Each new call will trigger a Call Started event. This channel cannot trigger a Response Received event - your IVR routing flows should all be attached to the Call Started event! When the call ends (disconnected by the customer or the agent or workflow), then the Call Ended event will be triggered.

TrustPilot

Each new review will trigger a New Message Received event. If the customer edits their review, this will trigger a Response Received event.

All other channels

This section refers explicitly to: Facebook, Instagram, WhatsApp & SMS

Each individual message received via these channels can trigger a New Message Received event.

A Response Received event will only ever be triggered if the interaction is set to an Open status at the time an additional message is received, automatically appending the new message to the one that is currently Open.
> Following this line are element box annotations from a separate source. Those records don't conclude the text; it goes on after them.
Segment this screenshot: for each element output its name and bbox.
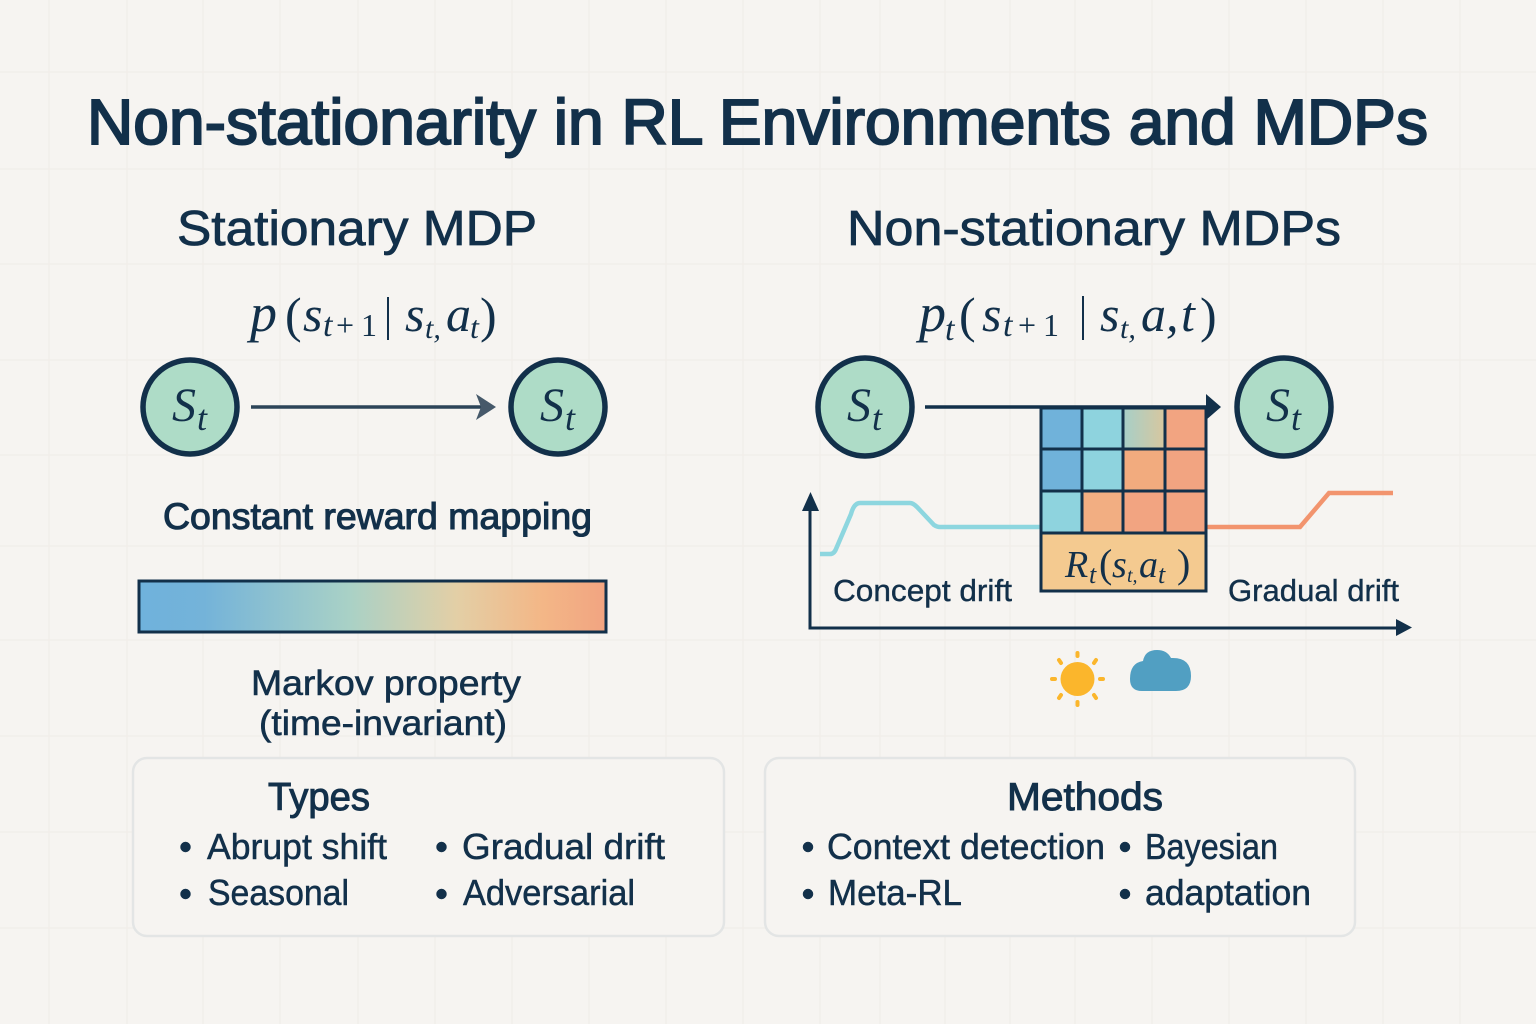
formula: reward function: t [1158, 560, 1166, 589]
list: types: Adversarial [463, 872, 635, 913]
label: gradual drift: Gradual drift [1228, 573, 1399, 608]
formula: reward function: t [1089, 560, 1097, 589]
heading: stationary MDP: Stationary MDP [177, 202, 537, 256]
formula: non-stationary transition: 1 [1043, 307, 1059, 343]
label: Markov property: (time-invariant) [259, 704, 507, 743]
heading: methods: Methods [1007, 776, 1163, 819]
list: types [180, 826, 665, 913]
state node: right: t [1291, 398, 1302, 438]
formula: stationary transition: t [470, 309, 480, 345]
state node: left: S [172, 379, 196, 432]
formula: non-stationary transition: ( [959, 287, 976, 343]
formula: reward function: ) [1177, 541, 1190, 586]
reward heatmap grid [1041, 408, 1206, 591]
gradient bar [139, 581, 606, 632]
icon: cloud [1130, 650, 1191, 691]
panel: non-stationary MDPs [802, 202, 1412, 705]
formula: reward function: R [1064, 544, 1088, 586]
formula: non-stationary transition: t [945, 311, 956, 348]
formula: stationary transition: t, [425, 312, 441, 345]
list: methods: Bayesian [1145, 826, 1278, 867]
icon: sun [1052, 653, 1103, 705]
list: methods: Meta-RL [828, 872, 962, 913]
label: Markov property: Markov property [251, 664, 522, 703]
formula: stationary transition: 1 [361, 307, 377, 343]
list: types: Gradual drift [462, 826, 665, 867]
formula: non-stationary transition: a, [1141, 286, 1178, 342]
formula: non-stationary transition: s [982, 286, 1001, 342]
title: Non-stationarity in RL Environments and MDPs [87, 86, 1428, 158]
formula: stationary transition: t [323, 307, 334, 344]
label: constant reward mapping: Constant reward mapping [163, 496, 592, 537]
formula: non-stationary transition: t, [1120, 312, 1136, 345]
state node: left [818, 358, 912, 456]
state node: left: t [197, 398, 208, 438]
formula: stationary transition [246, 283, 497, 345]
state node: left: S [847, 379, 871, 432]
heading: types: Types [268, 776, 370, 819]
arrow: stationary transition [251, 394, 496, 420]
gradual drift line [1206, 493, 1393, 527]
list: types: Abrupt shift [207, 826, 387, 867]
list: methods [803, 826, 1311, 913]
formula: stationary transition: a [446, 286, 471, 342]
panel: types [133, 758, 724, 936]
formula: non-stationary transition: p [915, 283, 946, 343]
formula: reward function: s [1112, 544, 1127, 586]
formula: non-stationary transition: t [1181, 286, 1196, 342]
heading: non-stationary MDPs: Non-stationary MDPs [847, 202, 1341, 256]
list: types: Seasonal [208, 872, 349, 913]
label: Markov property [251, 664, 522, 743]
list: methods: Context detection [827, 826, 1105, 867]
state node: right [1237, 358, 1331, 456]
formula: non-stationary transition: ) [1200, 287, 1217, 343]
formula: stationary transition: p [246, 283, 277, 343]
formula: stationary transition: + [336, 307, 354, 343]
formula: stationary transition: ( [285, 287, 302, 343]
arrow: non-stationary transition [925, 394, 1221, 420]
panel: stationary MDP [139, 202, 606, 743]
formula: reward function: a [1139, 544, 1158, 586]
formula: stationary transition: s [405, 286, 424, 342]
formula: non-stationary transition: t [1003, 307, 1014, 344]
formula: reward function: ( [1099, 541, 1112, 586]
label: concept drift: Concept drift [833, 573, 1012, 608]
formula: non-stationary transition: s [1100, 286, 1119, 342]
state node: right: S [1266, 379, 1290, 432]
list: methods: adaptation [1145, 872, 1311, 913]
drift chart axes [802, 492, 1412, 636]
formula: stationary transition: s [303, 286, 322, 342]
panel: methods [765, 758, 1355, 936]
state node: right [511, 360, 605, 454]
state node: left: t [872, 398, 883, 438]
formula: non-stationary transition: + [1018, 307, 1036, 343]
formula: stationary transition: ) [480, 287, 497, 343]
formula: reward function [1064, 541, 1190, 589]
state node: right: S [540, 379, 564, 432]
state node: right: t [565, 398, 576, 438]
state node: left [143, 360, 237, 454]
concept drift line [820, 503, 1042, 554]
formula: reward function: t, [1127, 565, 1138, 587]
formula: non-stationary transition [915, 283, 1217, 348]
As soon as the interaction has been set to Closed (by an agent, or workflow), the Response Received event will no longer be triggered and additional messages will trigger a New Message Received event.

For example, if a customer sent the following messages in quick succession, but the agent set the interaction to a Closed status in-between, it would trigger the New Message Received event three times, potentially creating three separate interactions:

  • 10:22: Hi

  • 10:22: Please can you help me

  • [agent replies and closes the interaction]

  • 10:23: My name is joe bloggs

  • [agent replies and closes the interaction]

  • 10:24: My email is joe.bloggs@gmail.com

  • [agent replies and closes the interaction]

To tell Gnatta you want it to connect these messages into a single interaction, you’ll need to implement Find or Create routing logic. This will group individual messages sent within a short span of time into a single interaction - otherwise, you might find each new message from a customer is generating a new interaction, instead of connecting to the previous one, which might make it hard for an agent to understand what is happening.